We’ve been following the issue of Kaba Simplex keyless pushbutton locks lawsuits involving a lock commonly used to secure sensitive government buildings that can be easily unlocked with a $30 magnet. According to Cleveland.com, the lock has also been used on a number of homes owned by Orthodox Jews nationwide.
The Kaba Simplex keyless locks retail for at least $300 and are used by countless businesses, apartment buildings, hotels, motels, college dorms, and public bathrooms. A PIN number chosen by the lock’s owner is used, rather than a key, magnetic card, or other means. Kaba Ilco claims this system is more secure than other access controls and that the locks are ideal for locations with regular personnel turnover, like data processing centers, employee entrances, research labs, apartment complexes, and dorms. But, lawsuits against Kaba Ilco claim this technology is not anywhere near as secure as represented by their marketing materials.
Plaintiffs in a number of Kaba Simplex Keyless locks lawsuits claim the PIN code technology employed by the locks can be easily overridden with nothing more than a rare-earth magnet. By placing a magnet small enough to fit in the palm of one’s hand on the front of a Kaba keyless lock, an intruder access the premises in seconds. The Kaba Simplex keyless pushbutton locks lawsuits contend that the defective locks must be replaced.
According to a recent Forbes Magazine report, the Simplex locks were designed using a critical component called the combination chamber that has been discovered to be sensitive to a strong magnetic field. Kaba reported that it only learned of this security vulnerability in August 2010 and further claims that rare-earth magnets were not “commercially feasible” when the locks were designed, constituting a state-of-the-art attack for which it should not be liable.

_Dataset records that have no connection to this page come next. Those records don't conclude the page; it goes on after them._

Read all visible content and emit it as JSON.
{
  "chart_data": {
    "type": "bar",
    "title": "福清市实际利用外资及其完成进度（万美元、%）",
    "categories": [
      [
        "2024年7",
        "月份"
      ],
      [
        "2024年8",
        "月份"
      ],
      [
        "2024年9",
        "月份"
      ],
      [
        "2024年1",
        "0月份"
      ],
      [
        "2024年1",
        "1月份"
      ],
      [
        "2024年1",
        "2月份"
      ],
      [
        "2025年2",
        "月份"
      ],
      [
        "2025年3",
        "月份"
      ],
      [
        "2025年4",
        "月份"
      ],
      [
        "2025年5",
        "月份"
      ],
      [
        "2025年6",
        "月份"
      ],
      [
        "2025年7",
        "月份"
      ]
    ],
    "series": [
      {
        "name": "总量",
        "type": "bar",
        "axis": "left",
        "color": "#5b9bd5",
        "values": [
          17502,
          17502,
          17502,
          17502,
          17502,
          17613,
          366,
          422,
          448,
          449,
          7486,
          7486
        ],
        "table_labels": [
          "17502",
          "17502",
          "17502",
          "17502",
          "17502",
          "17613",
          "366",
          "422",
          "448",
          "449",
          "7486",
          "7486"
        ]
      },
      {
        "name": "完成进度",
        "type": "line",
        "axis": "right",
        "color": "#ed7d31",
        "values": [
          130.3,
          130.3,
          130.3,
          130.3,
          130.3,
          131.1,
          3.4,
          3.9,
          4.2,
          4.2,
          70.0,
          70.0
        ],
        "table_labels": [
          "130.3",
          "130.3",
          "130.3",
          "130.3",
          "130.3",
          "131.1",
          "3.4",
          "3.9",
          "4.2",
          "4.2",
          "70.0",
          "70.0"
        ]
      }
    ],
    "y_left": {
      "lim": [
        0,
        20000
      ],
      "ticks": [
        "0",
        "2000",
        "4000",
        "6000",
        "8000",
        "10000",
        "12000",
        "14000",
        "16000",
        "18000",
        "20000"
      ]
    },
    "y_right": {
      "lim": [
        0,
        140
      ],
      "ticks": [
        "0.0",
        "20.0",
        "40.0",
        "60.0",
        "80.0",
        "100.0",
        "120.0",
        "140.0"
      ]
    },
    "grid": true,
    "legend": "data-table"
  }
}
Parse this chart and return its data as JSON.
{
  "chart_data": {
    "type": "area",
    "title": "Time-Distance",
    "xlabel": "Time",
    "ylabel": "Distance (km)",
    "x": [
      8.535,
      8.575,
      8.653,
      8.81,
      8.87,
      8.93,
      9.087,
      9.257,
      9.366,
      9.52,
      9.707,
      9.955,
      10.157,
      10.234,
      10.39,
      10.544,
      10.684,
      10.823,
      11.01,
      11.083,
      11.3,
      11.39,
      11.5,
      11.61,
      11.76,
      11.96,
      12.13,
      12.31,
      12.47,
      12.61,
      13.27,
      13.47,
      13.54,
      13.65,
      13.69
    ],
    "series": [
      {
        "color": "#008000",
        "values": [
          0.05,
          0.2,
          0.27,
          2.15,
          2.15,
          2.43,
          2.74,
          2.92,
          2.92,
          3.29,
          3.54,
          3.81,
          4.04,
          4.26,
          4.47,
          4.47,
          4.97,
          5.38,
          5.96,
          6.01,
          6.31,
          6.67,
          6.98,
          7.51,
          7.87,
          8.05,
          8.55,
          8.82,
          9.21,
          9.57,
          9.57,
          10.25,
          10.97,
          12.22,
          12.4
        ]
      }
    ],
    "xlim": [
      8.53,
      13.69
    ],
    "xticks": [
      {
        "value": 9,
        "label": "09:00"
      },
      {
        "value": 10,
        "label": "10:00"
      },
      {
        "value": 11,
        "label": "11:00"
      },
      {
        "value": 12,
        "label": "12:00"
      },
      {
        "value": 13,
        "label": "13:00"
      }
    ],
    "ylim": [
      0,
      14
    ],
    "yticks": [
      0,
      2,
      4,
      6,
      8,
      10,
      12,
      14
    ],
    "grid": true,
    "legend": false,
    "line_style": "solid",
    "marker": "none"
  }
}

As the Forbes article pointed out, many lock manufacturers and security experts have been aware of the availability of strong magnets capable of opening some locking mechanisms. Despite this widespread awareness, Kaba continued to use this design for years in their locks
Meanwhile, Kaba Simplex Locks lawsuits have been consolidated in multidistrict litigation (MDL 2220) and transferred to U.S. District Court, Northern District of Ohio and. Eight Kaba Simplex locks lawsuits have been filed in four federal jurisdictions: New Jersey (1), Eastern District of New York (1), Southern District of New York (1), and Northern District of Ohio (5).
The plaintiffs created a video showing that the defective locks are broadly used in places such as buildings, retail stores, and even some U.S. Customs and Border Patrol locations, New York City jails, throughout the Cleveland Hopkins Airport, and the Cleveland federal courthouse, to name just some, said Cleveland.com.
Some lead plaintiffs in the Kaba Simplex lock litigation are Orthodox Jews who use the keyless locks on their homes so that they can remain in compliance with Jewish Sabbath restrictions that prevent followers from carrying anything, even keys, during the Sabbath which takes place from sundown Friday to Saturday evening, pointed out Cleveland.com. “I mean this is a really popular solution for Orthodox Jews,” said Yeshai Michael Kutoff, a Talmudic, quoted Cleveland.com. “It’s a little unsettling,” Kutoff said, “that a big company” is peddling a lock that’s not really worth much.”
Kaba acknowledged in a court filing that an upgrade had been developed in September to resolve the issue and is now in use; however, plaintiff attorneys argue that this does not protect those millions of “vulnerable” locks in use, said Cleveland.com.